The Worship Due to the Mother of God

Source: FSSPX News

The Most Holy Virgin’s very specific position through her title as Mother of God, her very great sanctity, her role after Christ in our redemption and in our sanctification, explains that she must receive from us a particular type of veneration. Some are opposed to it, objecting that it detracts from the worship due to her Son.

Holy Scripture gives us a solid reason

The evangelist St. Luke, wrote: “Blessed are thou among women (1:28)”; and again, “blessed art thou among women (1:42).” And finally: “from henceforth all generations shall call me blessed (1:48).”

The monuments of Tradition

Frescoes from the second and third centuries depict Our Lady seated and surrounded by saints who are standing. Further, the Holy Virgin was included in the Communicantes [the invocation of the saints] of the canon of the Mass by the end of the 5th century. And the basilica of St. Mary Major was built in A.D. 440.

Countless sermons of the Fathers after Ephesus, as well as poems in her honor, were written during the sixth century. The sixth and seventh centuries saw the appearance of the feasts of the Nativity and the Assumption of the Blessed Virgin Mary.

Spiritual literature affirms that Marian devotion is a sign of predestination, while contempt for her is a sign of reprobation (St. Anselm, St. Bernard, St. Louis-Marie).

Magisterium

The Second Council of Nicea, in 787, affirms that images of the Blessed Virgin Mary are venerable and should be presented to the faithful for veneration (while the other saints and martyrs are only mentioned in general). Subsequently, all the statements of the Magisterium in defense of the cult of images explicitly mention those of the Blessed Virgin.
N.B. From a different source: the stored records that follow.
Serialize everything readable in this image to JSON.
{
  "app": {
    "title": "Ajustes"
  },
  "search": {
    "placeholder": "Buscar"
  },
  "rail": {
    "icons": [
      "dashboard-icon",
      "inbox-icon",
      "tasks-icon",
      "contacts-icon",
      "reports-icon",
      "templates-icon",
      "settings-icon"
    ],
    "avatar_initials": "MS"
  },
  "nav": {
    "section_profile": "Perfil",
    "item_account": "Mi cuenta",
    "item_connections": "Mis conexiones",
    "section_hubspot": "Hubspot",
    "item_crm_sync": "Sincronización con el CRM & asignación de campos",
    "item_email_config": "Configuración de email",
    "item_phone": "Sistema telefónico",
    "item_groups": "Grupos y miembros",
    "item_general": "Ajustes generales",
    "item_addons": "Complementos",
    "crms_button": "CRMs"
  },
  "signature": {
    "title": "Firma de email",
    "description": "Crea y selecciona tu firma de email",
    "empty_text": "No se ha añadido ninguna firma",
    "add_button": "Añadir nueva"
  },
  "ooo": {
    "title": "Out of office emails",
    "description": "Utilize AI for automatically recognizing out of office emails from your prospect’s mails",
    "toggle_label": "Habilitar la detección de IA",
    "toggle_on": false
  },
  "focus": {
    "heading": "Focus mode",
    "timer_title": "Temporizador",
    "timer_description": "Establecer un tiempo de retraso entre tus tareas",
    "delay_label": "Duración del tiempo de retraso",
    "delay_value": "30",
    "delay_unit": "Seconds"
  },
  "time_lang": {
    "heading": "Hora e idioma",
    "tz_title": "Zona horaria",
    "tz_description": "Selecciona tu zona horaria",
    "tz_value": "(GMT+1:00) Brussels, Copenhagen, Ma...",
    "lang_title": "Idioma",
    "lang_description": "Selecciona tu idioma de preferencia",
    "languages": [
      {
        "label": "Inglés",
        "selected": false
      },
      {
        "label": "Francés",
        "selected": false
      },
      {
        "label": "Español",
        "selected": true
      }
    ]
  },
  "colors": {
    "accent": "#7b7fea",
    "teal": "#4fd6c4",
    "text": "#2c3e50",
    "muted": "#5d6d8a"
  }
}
The Code of Canon Law (1917), c. 1255, §1: “to the Blessed Virgin Mary, the cult of hyperdulia [is owed].”

Theological explication

The eminent sanctity of the Mother of God creates a cult of dulia, or of veneration – which is distinguished from the cult of latria, or of adoration, which is due only to God. Nevertheless, there is a radical difference between the excellence proper to the Mother of God and that of the saints—even if only according to her personal sanctity. This specifically distinct motif of honor creates a distinct cult called hyperdulia.

This cult is addressed to a person who enjoys the fullness of her being, unlike that of the non-resurrected saints, who are no longer, strictly speaking, human persons.

Response to the objection

The cult rendered to the Mother of God is not detrimental to that of Christ, rather, it leads to Him.

--The honor rendered to the creature is a recognition of the beneficences of the Creator.

--Our Lady is only entitled to this cult because she is the Mother of Jesus, so honoring Mary is honoring Jesus.

--The Holy Virgin repays this devotion through a greater abundance of grace, which leads to better worship of God Himself.

Insofar as the Church renders veneration towards the saints in the liturgy, just as all the faithful must join in the Church’s prayer, it can be said that worship towards the Mother of God is obligatory on this account. But private devotion remains free: it is not the object of any precept, except to clerics, who are bound by canon law to recite the rosary.